README

These are experimental modules to handle various Unicode issues.  This
is software under construction.  Not even alpha state right now.

More information on Unicode can be found at http://www.unicode.org

Current modules are:

  Unicode::String   - represent strings of Unicode chars.
  Unicode::CharName - look up character names


Some of ideas to investigate for the Unicode modules are:

   o Fast encoding/decoding to various 8-bit char sets.  Mapping
     table objects perhaps?

   o Fast convertion to other large char sets (east-asien).  I don't
     know anything about this.

   o Composition/decomposition support:
     $u->decomp;  # will decomposite as much as possible:  "å"  --> "a°"
     $u->comp;    # will composite as much as possible:    "a°" --> "å"

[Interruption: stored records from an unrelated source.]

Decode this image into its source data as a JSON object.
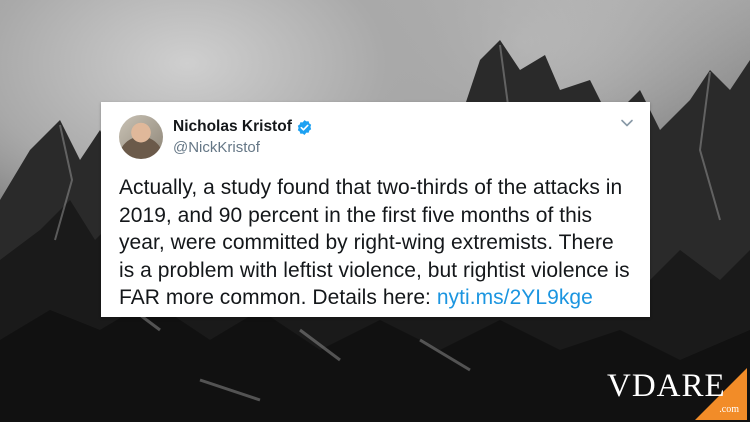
{
  "tweet": {
    "display_name": "Nicholas Kristof",
    "handle": "@NickKristof",
    "text": "Actually, a study found that two-thirds of the attacks in 2019, and 90 percent in the first five months of this year, were committed by right-wing extremists. There is a problem with leftist violence, but rightist violence is FAR more common. Details here: ",
    "link": "nyti.ms/2YL9kge"
  },
  "brand": {
    "name": "VDARE",
    "suffix": ".com"
  },
  "colors": {
    "link": "#1b95e0",
    "verified": "#1da1f2",
    "accent_corner": "#f28c28"
  },
  "icons": {
    "verified": "verified-badge-icon",
    "caret": "chevron-down-icon"
  }
}
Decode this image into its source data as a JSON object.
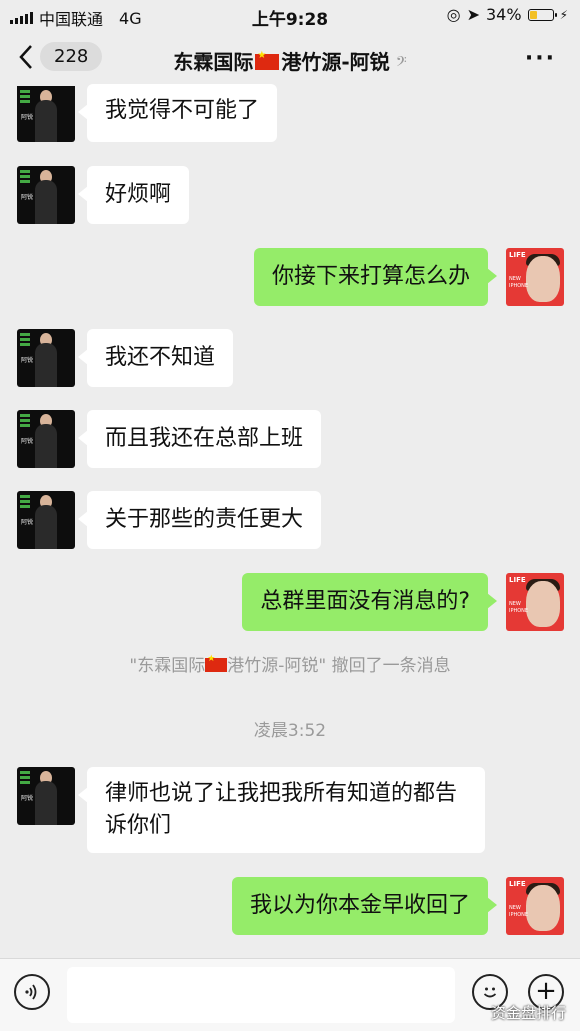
{
  "status_bar": {
    "carrier": "中国联通",
    "network": "4G",
    "time": "上午9:28",
    "battery": "34%"
  },
  "nav": {
    "back_count": "228",
    "title_part1": "东霖国际",
    "title_part2": "港竹源-阿锐"
  },
  "messages": [
    {
      "side": "left",
      "text": "我觉得不可能了"
    },
    {
      "side": "left",
      "text": "好烦啊"
    },
    {
      "side": "right",
      "text": "你接下来打算怎么办"
    },
    {
      "side": "left",
      "text": "我还不知道"
    },
    {
      "side": "left",
      "text": "而且我还在总部上班"
    },
    {
      "side": "left",
      "text": "关于那些的责任更大"
    },
    {
      "side": "right",
      "text": "总群里面没有消息的?"
    },
    {
      "side": "left",
      "text": "律师也说了让我把我所有知道的都告诉你们"
    },
    {
      "side": "right",
      "text": "我以为你本金早收回了"
    }
  ],
  "system": {
    "recall_part1": "\"东霖国际",
    "recall_part2": "港竹源-阿锐\" 撤回了一条消息",
    "timestamp": "凌晨3:52"
  },
  "avatar_right": {
    "life": "LIFE",
    "line1": "NEW",
    "line2": "IPHONE"
  },
  "avatar_left": {
    "tag": "阿锐"
  },
  "watermark": "资金盘排行",
  "colors": {
    "chat_bg": "#ededed",
    "bubble_sent": "#95ec69",
    "bubble_received": "#ffffff",
    "meta_text": "#9a9a9a"
  }
}
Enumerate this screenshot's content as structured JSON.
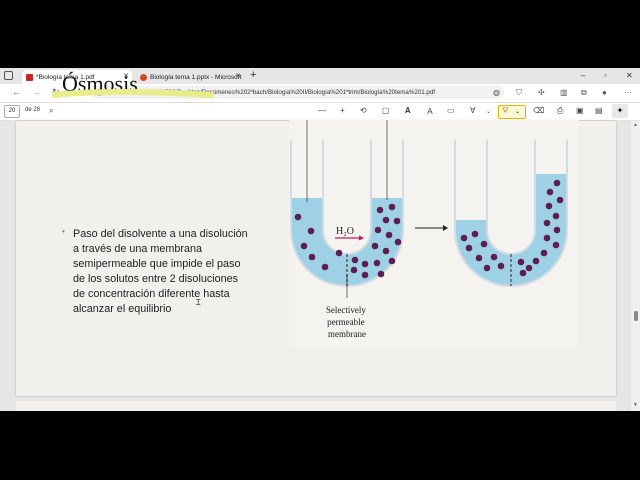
{
  "browser": {
    "tabs": [
      {
        "label": "*Biología tema 1.pdf",
        "icon": "pdf-icon",
        "active": true
      },
      {
        "label": "Biología tema 1.pptx - Microsoft",
        "icon": "powerpoint-icon",
        "active": false
      }
    ],
    "new_tab": "+",
    "window_controls": {
      "minimize": "–",
      "maximize": "▫",
      "close": "✕"
    },
    "address": {
      "label": "Archivo",
      "url": "C:/Users/34722/Desktop/Resúmenes%202ºbach/Biología%20II/Biología%201ºtrim/Biología%20tema%201.pdf"
    },
    "accent": "#e3b500"
  },
  "pdf_toolbar": {
    "page_current": "20",
    "page_total": "de 28",
    "zoom_out": "—",
    "zoom_in": "+",
    "highlight_color": "#e8d21a"
  },
  "slide": {
    "title": "Ósmosis",
    "bullet": "•",
    "text_lines": [
      "Paso del disolvente a una disolución",
      "a través de una membrana",
      "semipermeable que impide el paso",
      "de los solutos entre 2 disoluciones",
      "de concentración diferente hasta",
      "alcanzar el equilibrio"
    ],
    "figure": {
      "water_label": "H₂O",
      "membrane_label_lines": [
        "Selectively",
        "permeable",
        "membrane"
      ],
      "water_color": "#9ed0e6",
      "solute_color": "#5e1e4e"
    }
  }
}
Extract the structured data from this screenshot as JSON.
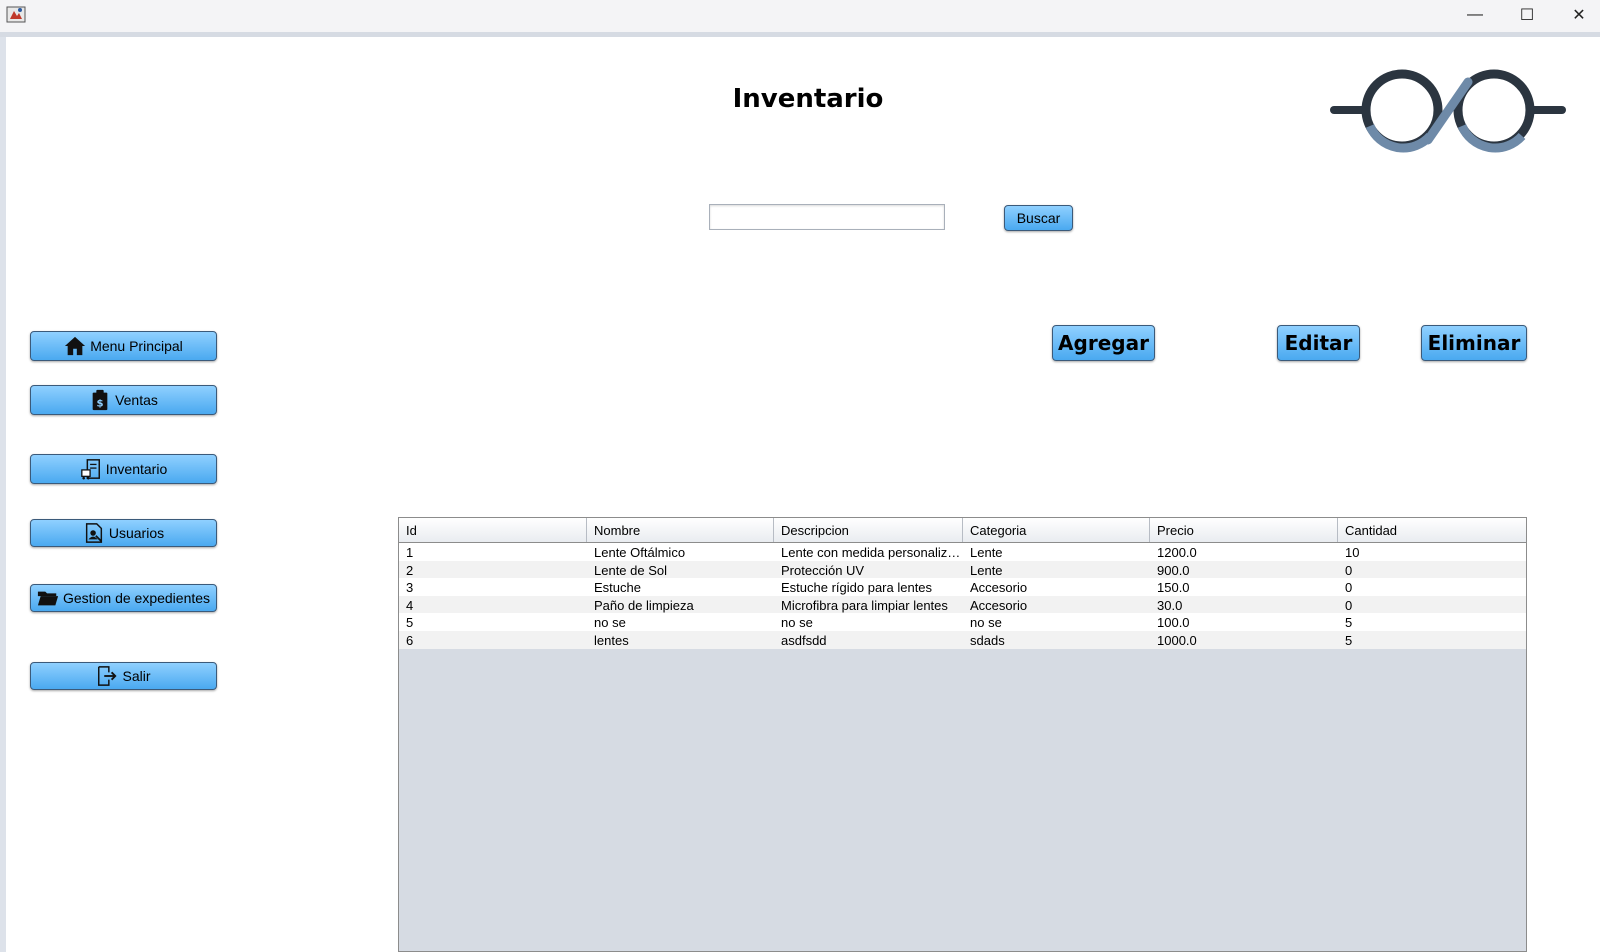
{
  "window": {
    "controls": {
      "minimize": "—",
      "maximize": "☐",
      "close": "✕"
    }
  },
  "header": {
    "title": "Inventario"
  },
  "search": {
    "value": "",
    "placeholder": "",
    "button_label": "Buscar"
  },
  "actions": {
    "add_label": "Agregar",
    "edit_label": "Editar",
    "delete_label": "Eliminar"
  },
  "sidebar": {
    "items": [
      {
        "label": "Menu Principal",
        "icon": "home-icon"
      },
      {
        "label": "Ventas",
        "icon": "sales-clipboard-icon"
      },
      {
        "label": "Inventario",
        "icon": "inventory-icon"
      },
      {
        "label": "Usuarios",
        "icon": "users-document-icon"
      },
      {
        "label": "Gestion de expedientes",
        "icon": "folder-icon"
      },
      {
        "label": "Salir",
        "icon": "exit-icon"
      }
    ]
  },
  "table": {
    "columns": [
      "Id",
      "Nombre",
      "Descripcion",
      "Categoria",
      "Precio",
      "Cantidad"
    ],
    "rows": [
      [
        "1",
        "Lente Oftálmico",
        "Lente con medida personaliza...",
        "Lente",
        "1200.0",
        "10"
      ],
      [
        "2",
        "Lente de Sol",
        "Protección UV",
        "Lente",
        "900.0",
        "0"
      ],
      [
        "3",
        "Estuche",
        "Estuche rígido para lentes",
        "Accesorio",
        "150.0",
        "0"
      ],
      [
        "4",
        "Paño de limpieza",
        "Microfibra para limpiar lentes",
        "Accesorio",
        "30.0",
        "0"
      ],
      [
        "5",
        "no se",
        "no se",
        "no se",
        "100.0",
        "5"
      ],
      [
        "6",
        "lentes",
        "asdfsdd",
        "sdads",
        "1000.0",
        "5"
      ]
    ]
  },
  "colors": {
    "button_top": "#8fd0ff",
    "button_bottom": "#4aa9f0",
    "logo_dark": "#2b3540",
    "logo_light": "#6e8aa8",
    "table_empty": "#d6dbe3"
  }
}
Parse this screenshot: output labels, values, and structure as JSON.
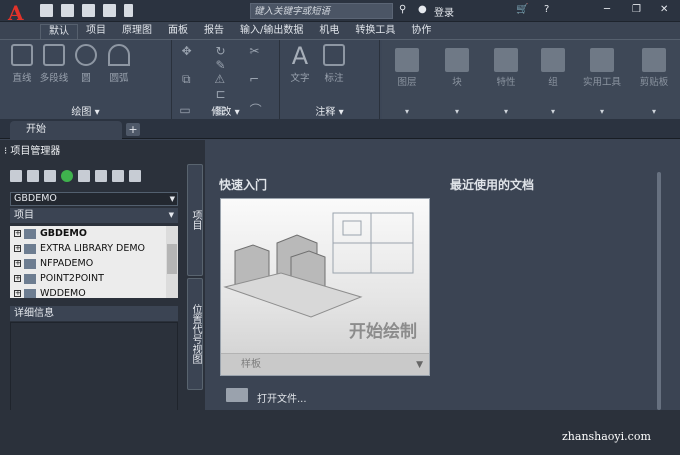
{
  "app": {
    "logo": "A",
    "login_label": "登录"
  },
  "search": {
    "placeholder": "键入关键字或短语"
  },
  "ribbon_tabs": [
    "默认",
    "项目",
    "原理图",
    "面板",
    "报告",
    "输入/输出数据",
    "机电",
    "转换工具",
    "协作"
  ],
  "panels": {
    "draw": {
      "title": "绘图",
      "tools": [
        "直线",
        "多段线",
        "圆",
        "圆弧"
      ]
    },
    "modify": {
      "title": "修改"
    },
    "annotate": {
      "title": "注释",
      "tools": [
        "文字",
        "标注"
      ]
    },
    "ghost": [
      "图层",
      "块",
      "特性",
      "组",
      "实用工具",
      "剪贴板"
    ]
  },
  "doc_tabs": {
    "start": "开始",
    "add": "+"
  },
  "project_manager": {
    "title": "项目管理器",
    "combo_value": "GBDEMO",
    "section_header": "项目",
    "items": [
      {
        "label": "GBDEMO",
        "bold": true
      },
      {
        "label": "EXTRA LIBRARY DEMO",
        "bold": false
      },
      {
        "label": "NFPADEMO",
        "bold": false
      },
      {
        "label": "POINT2POINT",
        "bold": false
      },
      {
        "label": "WDDEMO",
        "bold": false
      }
    ],
    "detail_header": "详细信息",
    "side_tabs": [
      "项目",
      "位置代号视图"
    ]
  },
  "start": {
    "quick_start": "快速入门",
    "recent_docs": "最近使用的文档",
    "start_drawing": "开始绘制",
    "template": "样板",
    "open_files": "打开文件..."
  },
  "watermark": "zhanshaoyi.com",
  "colors": {
    "accent": "#e2332a",
    "ribbon_bg": "#3c4656",
    "panel_bg": "#2b313b"
  }
}
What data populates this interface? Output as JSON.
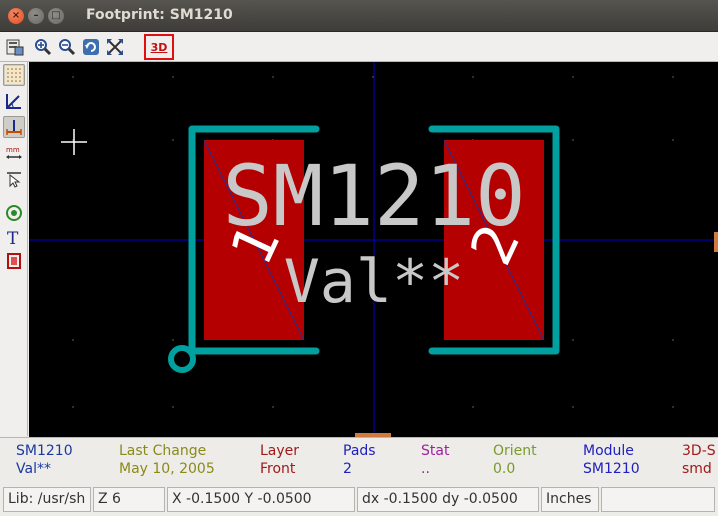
{
  "window": {
    "title": "Footprint: SM1210"
  },
  "toolbar": {
    "buttons": [
      "module-editor-icon",
      "zoom-in-icon",
      "zoom-out-icon",
      "redraw-icon",
      "zoom-fit-icon",
      "3d-view"
    ],
    "three_d_label": "3D"
  },
  "left_toolbar": {
    "tools": [
      "grid-icon",
      "polar-coords-icon",
      "units-inch-icon",
      "units-mm-icon",
      "cursor-shape-icon",
      "pad-icon",
      "text-icon",
      "module-icon"
    ]
  },
  "canvas": {
    "reference_text": "SM1210",
    "value_text": "Val**",
    "pad1_number": "1",
    "pad2_number": "2",
    "colors": {
      "background": "#000000",
      "pad": "#b40000",
      "silkscreen": "#00a0a0",
      "text": "#c8c8c8",
      "axis": "#0000cc"
    }
  },
  "info_panel": {
    "columns": [
      {
        "header": "SM1210",
        "value": "Val**",
        "header_color": "#1b3aa1",
        "value_color": "#1b3aa1"
      },
      {
        "header": "Last Change",
        "value": "May 10, 2005",
        "header_color": "#8a8a1a",
        "value_color": "#8a8a1a"
      },
      {
        "header": "Layer",
        "value": "Front",
        "header_color": "#a01a1a",
        "value_color": "#a01a1a"
      },
      {
        "header": "Pads",
        "value": "2",
        "header_color": "#2020c0",
        "value_color": "#2020c0"
      },
      {
        "header": "Stat",
        "value": "..",
        "header_color": "#a020a0",
        "value_color": "#a020a0"
      },
      {
        "header": "Orient",
        "value": "0.0",
        "header_color": "#7a9a2a",
        "value_color": "#7a9a2a"
      },
      {
        "header": "Module",
        "value": "SM1210",
        "header_color": "#2020c0",
        "value_color": "#2020c0"
      },
      {
        "header": "3D-S",
        "value": "smd",
        "header_color": "#a01a1a",
        "value_color": "#a01a1a"
      }
    ]
  },
  "status_bar": {
    "lib": "Lib: /usr/sh",
    "zoom": "Z 6",
    "coords": "X -0.1500  Y -0.0500",
    "delta": "dx -0.1500  dy -0.0500",
    "units": "Inches",
    "extra": ""
  }
}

     Need separate routines or a special argument to distinguish
     between compatibility decomposition and canonical decomposition.
     The last one is a subset of the first one.

   o General Unicode string to number convertion (based on unidata
     number attributes)

   o Case convertions (lc, uc, ucfirst)  last one should use title-case

   o Fast lookup of Unicode attributes (unidata lookup using XS)
     $u->isletter, $u->isupper, $u->islower,....  why do we need them when
     perl does not need them for normal text??

   o There might be some support for the private area (i.e. adding case
     convertion and char properties to chars within the area).

   o Unicode tr-function, sprintf-function

   o Unicode string comparison functions: cmp(), le, eq,...

   o Unicode regular expressions: m// s/// split(//,..)

   o Unicode filehandles (automatic convertion from UTF-7/UTF-8/8-bit 
     char set when reading,writing to filehandles)


The following are examples of use of the current modules:

   use Unicode::String qw(latin1 utf8);

   $u = utf8("this is a string\n");
   print $u->ucs4;
   print $u->utf16;
   print $u->utf8;
   print $u->utf7;
   print $u->latin1;
   print $u->hex;

   print latin1("naïve\n")->utf8;

   use Unicode::CharName qw(uname);
   print uname(ord('$')), "\n";


COPYRIGHT

  © 1997 Gisle Aas. All rights reserved.

This library is free software; you can redistribute it and/or modify
it under the same terms as Perl itself.